North American logistics has been dominated by four giants — UPS, FedEx, DHL, and USPS — for decades. But with the pandemic, domestic e-commerce penetration surged dramatically, while cross-border e-commerce giants like Shein, Temu, TikTok, and AliExpress experienced explosive growth. The traditional carriers simply couldn't keep up with the workload or service expectations.

Periodic strikes, benefits, and pension subsidies keep delivery costs persistently high. Moreover, these companies still operate on traditional models, investing heavily in depot infrastructure and vehicle fleets. Yet e-commerce volumes can fluctuate five- to tenfold between peak and off-peak seasons, creating severe resource waste. Vehicles are never enough during peak season, while fleets sit idle during slow periods.

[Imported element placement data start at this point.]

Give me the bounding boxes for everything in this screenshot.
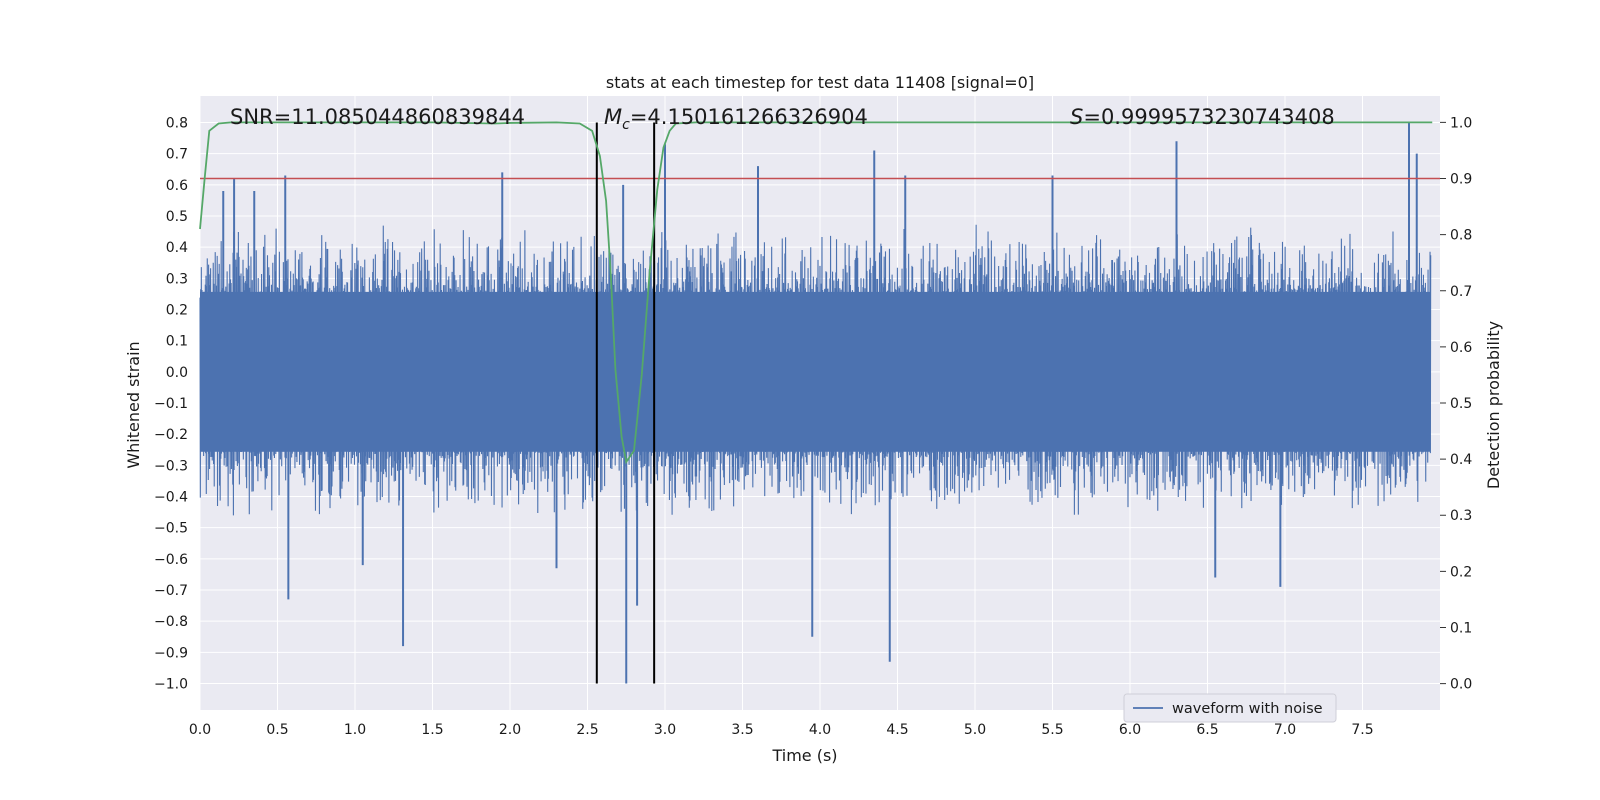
- s-symbol: S: [1070, 105, 1083, 129]
- x-tick-label-1: 0.5: [266, 722, 288, 738]
- waveform-core: [200, 291, 1431, 452]
- y-tick-label-9: −0.1: [154, 396, 188, 412]
- y-tick-label-14: 0.4: [166, 240, 188, 256]
- y2-tick-labels: 0.0 0.1 0.2 0.3 0.4 0.5 0.6 0.7 0.8 0.9 1.0: [1440, 115, 1472, 693]
- y-tick-label-17: 0.7: [166, 147, 188, 163]
- y-tick-label-4: −0.6: [154, 552, 188, 568]
- x-tick-label-11: 5.5: [1041, 722, 1063, 738]
- mc-subscript: c: [622, 117, 630, 133]
- y2-tick-label-2: 0.2: [1450, 564, 1472, 580]
- y2-tick-label-10: 1.0: [1450, 115, 1472, 131]
- mc-symbol: M: [604, 105, 622, 129]
- x-tick-label-12: 6.0: [1119, 722, 1141, 738]
- x-tick-label-10: 5.0: [964, 722, 986, 738]
- y-tick-label-11: 0.1: [166, 334, 188, 350]
- y-tick-label-3: −0.7: [154, 583, 188, 599]
- y-tick-label-10: 0.0: [166, 365, 188, 381]
- y2-tick-label-1: 0.1: [1450, 620, 1472, 636]
- y2-tick-label-6: 0.6: [1450, 340, 1472, 356]
- y-tick-label-13: 0.3: [166, 271, 188, 287]
- y2-tick-label-8: 0.8: [1450, 228, 1472, 244]
- s-value: =0.9999573230743408: [1083, 105, 1334, 129]
- y-axis-label: Whitened strain: [124, 341, 143, 468]
- y-tick-label-2: −0.8: [154, 614, 188, 630]
- x-tick-label-14: 7.0: [1274, 722, 1296, 738]
- y2-tick-label-5: 0.5: [1450, 396, 1472, 412]
- y2-tick-label-4: 0.4: [1450, 452, 1472, 468]
- y2-tick-label-7: 0.7: [1450, 284, 1472, 300]
- x-tick-label-3: 1.5: [421, 722, 443, 738]
- y-tick-label-6: −0.4: [154, 490, 188, 506]
- probability-line: [199, 121, 1433, 465]
- x-tick-label-6: 3.0: [654, 722, 676, 738]
- probability-series: [199, 121, 1433, 465]
- x-tick-label-8: 4.0: [809, 722, 831, 738]
- x-tick-labels: 0.0 0.5 1.0 1.5 2.0 2.5 3.0 3.5 4.0 4.5 5.0 5.5 6.0 6…: [189, 722, 1374, 738]
- y-tick-label-18: 0.8: [166, 115, 188, 131]
- s-annotation: S=0.9999573230743408: [1070, 105, 1335, 129]
- y2-tick-label-3: 0.3: [1450, 508, 1472, 524]
- x-tick-label-15: 7.5: [1351, 722, 1373, 738]
- y2-tick-label-0: 0.0: [1450, 677, 1472, 693]
- y-tick-label-1: −0.9: [154, 645, 188, 661]
- x-tick-label-7: 3.5: [731, 722, 753, 738]
- y2-axis-label: Detection probability: [1484, 321, 1503, 489]
- snr-annotation: SNR=11.085044860839844: [230, 105, 525, 129]
- y-tick-label-0: −1.0: [154, 677, 188, 693]
- legend-box: [1123, 693, 1337, 723]
- x-tick-label-4: 2.0: [499, 722, 521, 738]
- x-tick-label-2: 1.0: [344, 722, 366, 738]
- x-tick-label-9: 4.5: [886, 722, 908, 738]
- y-tick-labels: −1.0 −0.9 −0.8 −0.7 −0.6 −0.5 −0.4 −0.3 −0.2 −0.1…: [154, 115, 188, 692]
- waveform-series: [199, 122, 1432, 684]
- y-tick-label-12: 0.2: [166, 302, 188, 318]
- chart-title: stats at each timestep for test data 114…: [606, 73, 1034, 92]
- legend-label: waveform with noise: [1172, 701, 1323, 717]
- y-tick-label-8: −0.2: [154, 427, 188, 443]
- mc-annotation: Mc=4.150161266326904: [604, 105, 868, 133]
- x-axis-label: Time (s): [771, 746, 837, 765]
- y-tick-label-15: 0.5: [166, 209, 188, 225]
- x-tick-label-13: 6.5: [1196, 722, 1218, 738]
- mc-value: =4.150161266326904: [630, 105, 868, 129]
- y-tick-label-7: −0.3: [154, 458, 188, 474]
- x-tick-label-0: 0.0: [189, 722, 211, 738]
- y-tick-label-5: −0.5: [154, 521, 188, 537]
- legend: waveform with noise: [1123, 693, 1337, 723]
- x-tick-label-5: 2.5: [576, 722, 598, 738]
- y2-tick-label-9: 0.9: [1450, 172, 1472, 188]
- y-tick-label-16: 0.6: [166, 178, 188, 194]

Even worse, these traditional carriers offer minimal customization. For instance, an e-commerce client requested that drivers take two photos upon delivery — showing the package's exact placement and the house number, making it easier for customers to locate their items. Even this simple request took the traditional carriers over two years to implement. For cross-border clients accustomed to China's hyper-efficient logistics, this level of service is simply unacceptable.

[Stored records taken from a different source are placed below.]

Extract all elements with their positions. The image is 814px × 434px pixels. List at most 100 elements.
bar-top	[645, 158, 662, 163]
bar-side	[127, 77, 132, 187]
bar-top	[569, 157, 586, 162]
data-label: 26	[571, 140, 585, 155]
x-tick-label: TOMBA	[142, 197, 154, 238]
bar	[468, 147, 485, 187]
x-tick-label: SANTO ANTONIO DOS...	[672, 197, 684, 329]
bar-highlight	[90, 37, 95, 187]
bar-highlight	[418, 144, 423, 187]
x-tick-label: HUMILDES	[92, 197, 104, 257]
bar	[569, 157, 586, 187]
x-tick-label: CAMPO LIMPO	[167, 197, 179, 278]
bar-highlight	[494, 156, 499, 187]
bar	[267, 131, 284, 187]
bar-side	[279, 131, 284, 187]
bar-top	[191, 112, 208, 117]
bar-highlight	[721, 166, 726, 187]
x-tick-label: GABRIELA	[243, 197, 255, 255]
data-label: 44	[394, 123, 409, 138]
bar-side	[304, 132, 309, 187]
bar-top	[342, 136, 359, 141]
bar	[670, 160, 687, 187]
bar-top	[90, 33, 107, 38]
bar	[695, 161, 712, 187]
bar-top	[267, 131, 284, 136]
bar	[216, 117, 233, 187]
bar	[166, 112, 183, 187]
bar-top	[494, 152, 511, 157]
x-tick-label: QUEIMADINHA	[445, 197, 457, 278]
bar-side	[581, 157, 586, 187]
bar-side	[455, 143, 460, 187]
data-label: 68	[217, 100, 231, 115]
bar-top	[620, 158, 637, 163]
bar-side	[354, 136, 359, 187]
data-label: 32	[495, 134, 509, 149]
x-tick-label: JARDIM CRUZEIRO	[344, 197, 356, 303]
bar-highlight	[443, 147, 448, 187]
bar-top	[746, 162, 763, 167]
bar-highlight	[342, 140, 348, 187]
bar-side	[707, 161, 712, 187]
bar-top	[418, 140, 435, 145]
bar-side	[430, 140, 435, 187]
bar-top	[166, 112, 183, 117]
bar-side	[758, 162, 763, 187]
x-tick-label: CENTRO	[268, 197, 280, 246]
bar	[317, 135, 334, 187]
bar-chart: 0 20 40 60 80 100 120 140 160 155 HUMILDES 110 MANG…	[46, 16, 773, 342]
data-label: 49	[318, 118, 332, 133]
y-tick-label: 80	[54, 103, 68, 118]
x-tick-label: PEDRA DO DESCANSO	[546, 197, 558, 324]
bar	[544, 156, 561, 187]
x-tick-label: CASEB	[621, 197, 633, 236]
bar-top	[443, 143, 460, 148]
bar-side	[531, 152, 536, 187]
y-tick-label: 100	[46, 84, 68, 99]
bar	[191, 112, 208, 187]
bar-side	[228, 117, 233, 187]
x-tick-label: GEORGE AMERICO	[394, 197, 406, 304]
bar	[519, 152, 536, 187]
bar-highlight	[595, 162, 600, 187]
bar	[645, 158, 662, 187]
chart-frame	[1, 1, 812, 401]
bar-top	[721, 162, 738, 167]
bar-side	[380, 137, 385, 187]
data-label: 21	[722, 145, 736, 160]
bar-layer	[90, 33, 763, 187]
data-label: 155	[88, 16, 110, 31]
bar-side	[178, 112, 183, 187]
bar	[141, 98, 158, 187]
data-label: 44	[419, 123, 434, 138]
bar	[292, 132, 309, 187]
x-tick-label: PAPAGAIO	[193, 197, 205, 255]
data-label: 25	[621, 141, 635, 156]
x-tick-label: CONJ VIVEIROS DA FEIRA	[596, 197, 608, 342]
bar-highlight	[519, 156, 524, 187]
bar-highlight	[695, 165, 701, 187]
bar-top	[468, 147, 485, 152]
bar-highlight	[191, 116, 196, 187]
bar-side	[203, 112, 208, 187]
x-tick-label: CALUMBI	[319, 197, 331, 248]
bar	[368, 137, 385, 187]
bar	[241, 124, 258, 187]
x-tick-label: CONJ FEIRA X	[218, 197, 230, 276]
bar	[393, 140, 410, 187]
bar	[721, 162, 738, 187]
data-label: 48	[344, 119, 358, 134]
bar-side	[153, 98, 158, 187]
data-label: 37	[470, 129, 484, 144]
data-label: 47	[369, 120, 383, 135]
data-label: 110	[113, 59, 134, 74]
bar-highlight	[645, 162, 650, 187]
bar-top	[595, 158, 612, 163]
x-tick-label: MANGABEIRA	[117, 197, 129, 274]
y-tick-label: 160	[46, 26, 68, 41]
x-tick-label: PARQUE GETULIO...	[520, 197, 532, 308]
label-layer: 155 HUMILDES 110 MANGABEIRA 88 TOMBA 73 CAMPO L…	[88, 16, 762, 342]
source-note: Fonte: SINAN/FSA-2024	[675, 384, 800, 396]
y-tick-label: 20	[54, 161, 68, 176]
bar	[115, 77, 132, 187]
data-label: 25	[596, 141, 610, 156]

Supply chain problems are actually cash flow problems, and cash flow problems are actually the boss's wife's problems. The boss's wife always asks: where did the money go?

Cross-border e-commerce sellers often have a deep understanding of the 80/20 rule — that 20% of products generate 80% of profits — yet many only realize which SKUs drove most of their profits three months later.

There are only two ways cross-border e-commerce sellers fail: either products don't sell well and the business dies before it can scale, or the cash flow breaks. Surpath's goal is to help sellers master supply chain inventory management. First, cash flow management; second, maintaining continuous stock with minimal inventory. That's genuinely impressive.

Previously, North American last-mile delivery drivers often spent hours picking up packages and doing extensive unpaid prep work. Drivers manually sorted parcels, entered addresses into computers, used Google Maps to plan routes, and manually input information into Excel spreadsheets — the entire process was painfully cumbersome.

Through UniUni's design and route optimization, delivery efficiency increased from fewer than 10 stops per hour to 25-30 stops now. On the evening after packages are pre-alerted, computers and trained large-scale optimization models automatically plan routes for over 100 stops.

For drivers, the operation became radically simple: they don't need to know computers, just have a smartphone and follow the on-screen instructions to deliver in sequence. Even drivers unfamiliar with local terrain can complete deliveries smoothly by following the prompts.

Globalization is profoundly meaningful — it connects people across the world. Logistics connects goods, and global business connects people of different nations and ethnicities. When a Cambodian woman and a Black man have together chased down a Black warehouse manager for an urgent order, they'll no longer believe that people from different countries are incomprehensible or impossible to communicate with.